Sixty-year-old Jolly Mubanga and his wife have four children and two grandchildren, and live in Ndola, Zambia’s third-largest city. Both are on treatment for HIV/AIDS and receive their medicines through multi-month dispensing (MMD), a strategy that moves patients from monthly to three- or six-month prescriptions.

MMD, promoted by the U.S. President’s Emergency Plan for AIDS Relief (PEPFAR), is a patient-centered strategy that aims to reduce the burden of having to visit pharmacies monthly to pick up medicines. For Jolly, who is a driver by trade, every hour saved going to the pharmacy is an hour he can be earning more to support his family.

Jolly and his wife differ in their dispensing protocols. She receives her medicines every three months, while he receives his every six months, in part because Jolly transitioned to the fixed-dose combination of Tenofovir/Lamivudine/Dolutegravir (TLD) in July 2019. Nevertheless, their MMD schedule eliminates two pharmacy visits every three months, saving Jolly ZMW 1,600 ($84) and 20 hours of travel annually. Although he does not worry so much about the travel to the pharmacy, he has noticed that MMD has reduced congestion and long lines during his visits, cutting down on his wait time from two hours on average to about 45 minutes.

“This is a very welcome move. It has cut down on costs and frequent movement to the hospital, which has resulted in decongestion at health facilities. It has not only cut down on costs but is encouraging adherence and consistency in taking drugs as they are readily available,” explained Jolly.
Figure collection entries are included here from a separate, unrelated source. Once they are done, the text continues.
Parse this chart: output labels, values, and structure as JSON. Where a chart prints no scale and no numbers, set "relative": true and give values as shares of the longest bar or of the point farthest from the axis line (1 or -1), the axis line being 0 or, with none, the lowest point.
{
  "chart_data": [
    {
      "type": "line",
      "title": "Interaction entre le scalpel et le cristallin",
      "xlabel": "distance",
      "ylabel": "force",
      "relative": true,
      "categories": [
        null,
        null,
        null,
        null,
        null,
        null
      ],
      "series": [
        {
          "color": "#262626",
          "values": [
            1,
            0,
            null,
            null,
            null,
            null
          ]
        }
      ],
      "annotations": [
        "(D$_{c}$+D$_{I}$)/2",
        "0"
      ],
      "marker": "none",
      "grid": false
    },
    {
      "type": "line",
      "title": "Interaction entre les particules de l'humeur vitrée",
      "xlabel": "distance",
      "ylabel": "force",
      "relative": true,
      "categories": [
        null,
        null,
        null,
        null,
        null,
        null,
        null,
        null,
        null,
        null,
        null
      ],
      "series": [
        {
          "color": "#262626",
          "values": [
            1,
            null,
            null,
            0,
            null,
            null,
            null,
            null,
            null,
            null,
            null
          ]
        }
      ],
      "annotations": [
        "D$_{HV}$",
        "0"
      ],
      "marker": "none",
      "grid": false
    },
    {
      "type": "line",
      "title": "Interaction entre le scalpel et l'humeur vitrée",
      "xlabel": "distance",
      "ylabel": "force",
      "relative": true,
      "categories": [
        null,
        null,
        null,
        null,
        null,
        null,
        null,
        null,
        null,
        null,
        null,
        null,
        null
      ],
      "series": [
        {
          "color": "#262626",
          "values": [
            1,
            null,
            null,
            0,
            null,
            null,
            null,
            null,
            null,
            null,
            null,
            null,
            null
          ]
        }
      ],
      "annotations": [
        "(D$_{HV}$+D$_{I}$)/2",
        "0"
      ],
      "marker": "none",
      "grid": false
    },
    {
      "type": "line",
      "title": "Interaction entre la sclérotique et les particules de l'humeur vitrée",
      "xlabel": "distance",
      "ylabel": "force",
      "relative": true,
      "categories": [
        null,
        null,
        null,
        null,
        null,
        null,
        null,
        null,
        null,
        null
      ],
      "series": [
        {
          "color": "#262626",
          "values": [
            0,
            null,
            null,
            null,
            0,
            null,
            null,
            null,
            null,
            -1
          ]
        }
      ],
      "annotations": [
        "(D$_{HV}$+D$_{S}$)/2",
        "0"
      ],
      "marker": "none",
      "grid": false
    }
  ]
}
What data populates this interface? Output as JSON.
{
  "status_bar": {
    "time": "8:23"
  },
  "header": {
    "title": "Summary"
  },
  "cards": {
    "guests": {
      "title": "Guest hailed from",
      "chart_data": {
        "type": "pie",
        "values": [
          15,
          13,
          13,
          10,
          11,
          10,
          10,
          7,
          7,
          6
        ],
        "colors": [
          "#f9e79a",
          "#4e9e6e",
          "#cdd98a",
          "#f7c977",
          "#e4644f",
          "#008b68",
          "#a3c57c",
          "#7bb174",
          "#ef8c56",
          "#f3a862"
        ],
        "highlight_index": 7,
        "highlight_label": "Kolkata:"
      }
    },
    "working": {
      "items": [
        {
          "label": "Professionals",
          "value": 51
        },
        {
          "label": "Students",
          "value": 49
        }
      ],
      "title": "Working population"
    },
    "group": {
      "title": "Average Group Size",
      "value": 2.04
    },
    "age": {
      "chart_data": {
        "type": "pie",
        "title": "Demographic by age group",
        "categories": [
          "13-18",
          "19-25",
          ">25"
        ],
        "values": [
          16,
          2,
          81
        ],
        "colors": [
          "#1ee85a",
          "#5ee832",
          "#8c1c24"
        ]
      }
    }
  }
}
The USAID Global Health Supply Chain-Procurement and Supply Management (GHSC-PSM) project in Zambia ensures availability of sufficient TLD at Central Medical Stores (MSL) so that medicines are available at service delivery points to fulfill MMD and support patients like Jolly and his wife. Close demand monitoring through supply plan analysis and expediting shipments of TLD are some of the strategies the project uses to ensure TLD is available to patients. GHSC-PSM also strengthens facility-level reporting on average monthly consumption (AMC) data; stock on hand; and assesses how much MSL needs to resupply the facilities. The project also analyzes the AMC and central-level stock-on-hand to forecast what the facilities’ stock needs are for the next 12 months.

Additonally, through the GHSC-PSM-supported monthly supply chain partner meetings, the project coordinates with USAID and its implementing partners to discuss the progress made in meeting PEPFAR’s MMD targets, and identify solutions to address challenges faced by implementing partners. 

GHSC-PSM collaborates with MSL to review and use volumetric data for TLD to translate provincial and district-level allocated quantities to truck sizes and distribution routes. A distribution schedule is then generated, six months’ supply of ARVs are front loaded and third-party logistics (3PL) companies to distribute to the facility level are identifyed.

Through GHSC-PSM’s support, the project contributes to saving the lives of over 920,000 people living with HIV/AIDS, including Jolly and his wife - enabling them to live healthy and productive lives.

During the last hospital visit, Jolly received six bottles of 30 pills each. At his next visit, he will be able to access the TLD 90 count bottles because GHSC-PSM procured and delivered over one million TLD bottles between October 2019 to date. Jolly looks forward to getting the 90-count bottles because they are easier to carry and store when he is working out of town.